KEDIRI - Di tengah upaya kerasnya memastikan setiap individu di dalamnya mendapatkan perlakuan yang adil dan beradab, Lembaga Pemasyarakatan (Lapas) Kelas IIA Kediri mengambil langkah proaktif. Komitmen ini diwujudkan dengan memperkuat akses terhadap informasi dan bantuan hukum bagi para warga binaan, sebuah hak mendasar yang tak boleh terabaikan. Saya percaya, setiap orang, terlepas dari statusnya, berhak mendapatkan pemahaman yang jelas mengenai hukum yang berlaku.
Langkah konkret itu ditandai dengan penyelenggaraan kegiatan Sosialisasi Hukum yang penuh makna, terjalin berkat kolaborasi apik bersama Lembaga Bantuan Hukum (LBH) Progresif. Acara yang diselenggarakan pada Sabtu (1/8/2026) ini terasa begitu istimewa, bukan sekadar formalitas, melainkan sebuah penegasan bahwa hak-hak mereka yang berada di balik jeruji tetap menjadi prioritas.
Suasana khidmat terasa saat Kepala Lapas Kelas IIA Kediri, Gatot Tri Rahardjo, membuka acara dengan sambutan yang menyentuh. Beliau dengan tegas menggarisbawahi betapa krusialnya edukasi hukum dalam proses pembinaan. "Memberikan pemahaman yang utuh kepada warga binaan mengenai hak, kewajiban, serta alur proses hukum yang sedang mereka jalani adalah sebuah keniscayaan dalam pembinaan yang berorientasi pada manusia, " ujarnya penuh keyakinan.
Tak kalah penting, kehadiran perwakilan LBH Progresif, Moh. Rofi'an, S.H., M.H., dan Dinar Anggy Andina, turut memberikan warna tersendiri. Mereka tak henti-hentinya melayangkan apresiasi atas terjalinnya sinergi yang solid dengan Lapas Kelas IIA Kediri. Sinergi ini, menurut mereka, menjadi fondasi kuat untuk memberikan layanan bantuan hukum dan edukasi yang mumpuni kepada para tahanan.
Sebagai wujud nyata dari komitmen bersama untuk memperkuat pelayanan hukum, sebuah momen bersejarah tercipta: penandatanganan Nota Kesepahaman (MoU) dan Perjanjian Kerja Sama (PKS). Langkah ini secara resmi mengukuhkan landasan bagi pelaksanaan pendampingan, penyuluhan, dan pemberian layanan hukum yang berkelanjutan bagi seluruh warga binaan. Saya merasa terharu melihat semangat kolaborasi ini.

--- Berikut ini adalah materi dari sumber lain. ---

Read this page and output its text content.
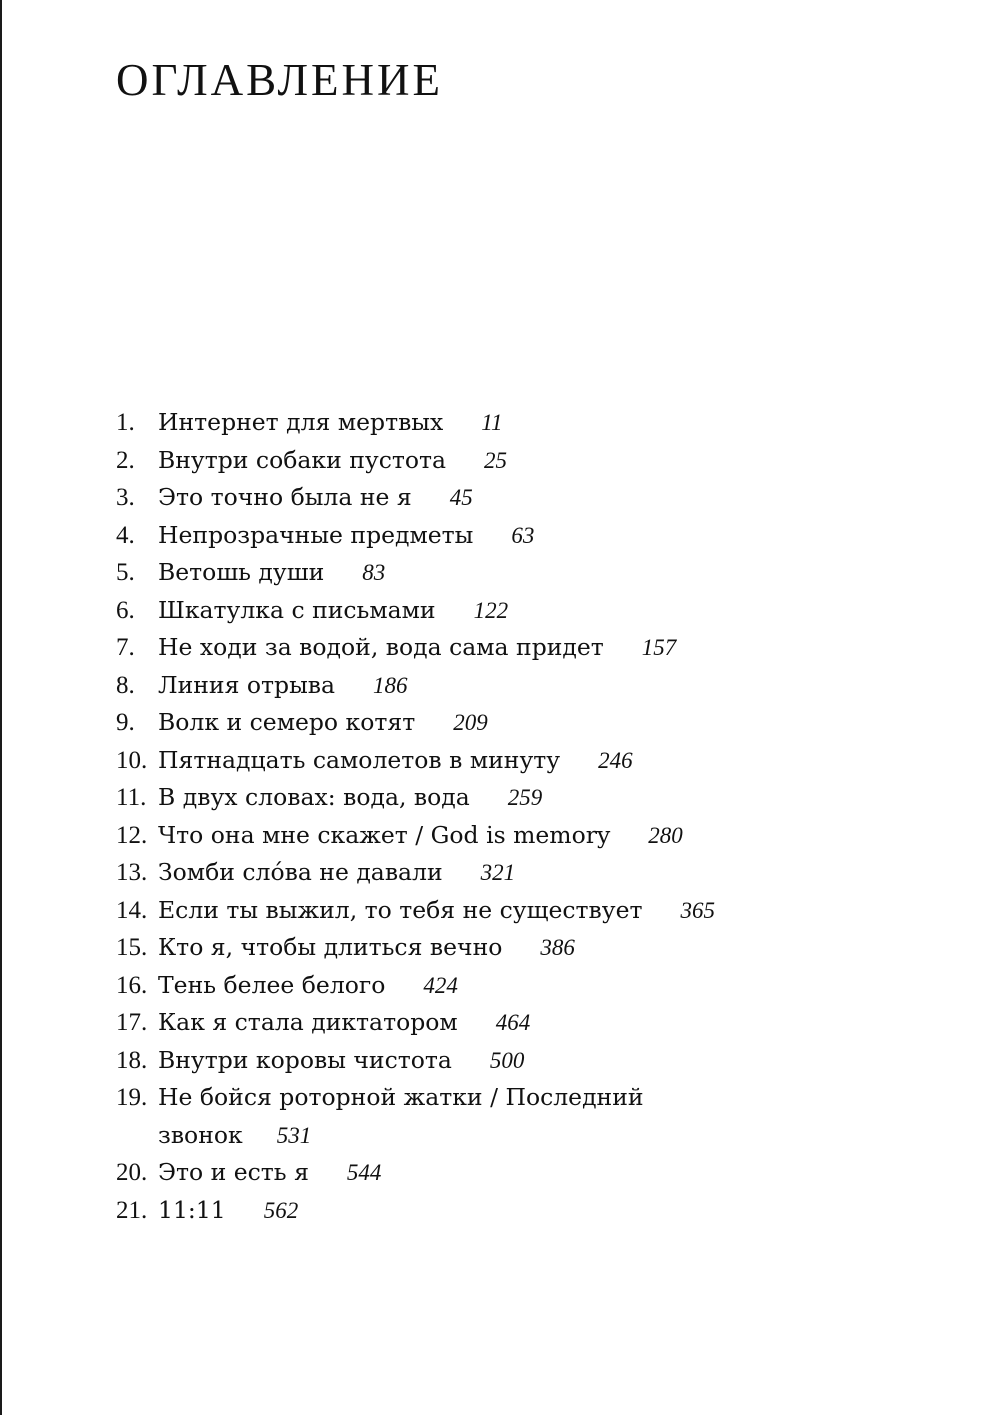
ОГЛАВЛЕНИЕ
1. Интернет для мертвых 11
2. Внутри собаки пустота 25
3. Это точно была не я 45
4. Непрозрачные предметы 63
5. Ветошь души 83
6. Шкатулка с письмами 122
7. Не ходи за водой, вода сама придет 157
8. Линия отрыва 186
9. Волк и семеро котят 209
10. Пятнадцать самолетов в минуту 246
11. В двух словах: вода, вода 259
12. Что она мне скажет / God is memory 280
13. Зомби сло́ва не давали 321
14. Если ты выжил, то тебя не существует 365
15. Кто я, чтобы длиться вечно 386
16. Тень белее белого 424
17. Как я стала диктатором 464
18. Внутри коровы чистота 500
19. Не бойся роторной жатки / Последний звонок 531
20. Это и есть я 544
21. 11:11 562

Usai seremoni penandatanganan, tim LBH Progresif dengan penuh dedikasi memaparkan materi sosialisasi hukum. Sebanyak 103 orang tahanan Lapas Kelas IIA Kediri antusias mengikuti sesi ini. Pembahasan mendalam mengenai hak-hak tersangka dan terdakwa, cara mengakses bantuan hukum, serta berbagai aspek krusial dalam proses peradilan disajikan dengan gaya yang mudah dicerna.
Interaksi menjadi kunci dalam sesi ini. Diskusi dan tanya jawab mengalir lancar, memberikan kesempatan emas bagi para peserta untuk mengutarakan segala keraguan dan persoalan hukum yang membebani pikiran mereka. Saya menyaksikan sendiri bagaimana para narasumber dengan sabar menjawab setiap pertanyaan, memberikan pemahaman yang lebih komprehensif mengenai mekanisme dan prosedur hukum yang terkadang terasa rumit.
Kepala Lapas Kelas IIA Kediri, Gatot Tri Rahardjo, menyambut baik hasil positif dari kerja sama ini. Ia berharap, sinergi dengan LBH Progresif akan membawa manfaat yang nyata, tidak hanya bagi para tahanan, tetapi juga bagi seluruh warga binaan. "Pemenuhan hak atas bantuan hukum merupakan pilar penting dalam penyelenggaraan pemasyarakatan yang menjunjung tinggi penghormatan terhadap hak asasi manusia, " tegasnya.
Melalui gelaran sosialisasi hukum ini, Lapas Kelas IIA Kediri kembali menegaskan tekadnya untuk terus membangun jejaring kolaborasi dengan berbagai pihak. Tujuannya tak lain adalah memberikan pelayanan yang profesional, akuntabel, dan yang terpenting, humanis. Memastikan setiap warga binaan mendapatkan akses optimal terhadap informasi dan pendampingan hukum adalah bukti nyata dari komitmen tersebut.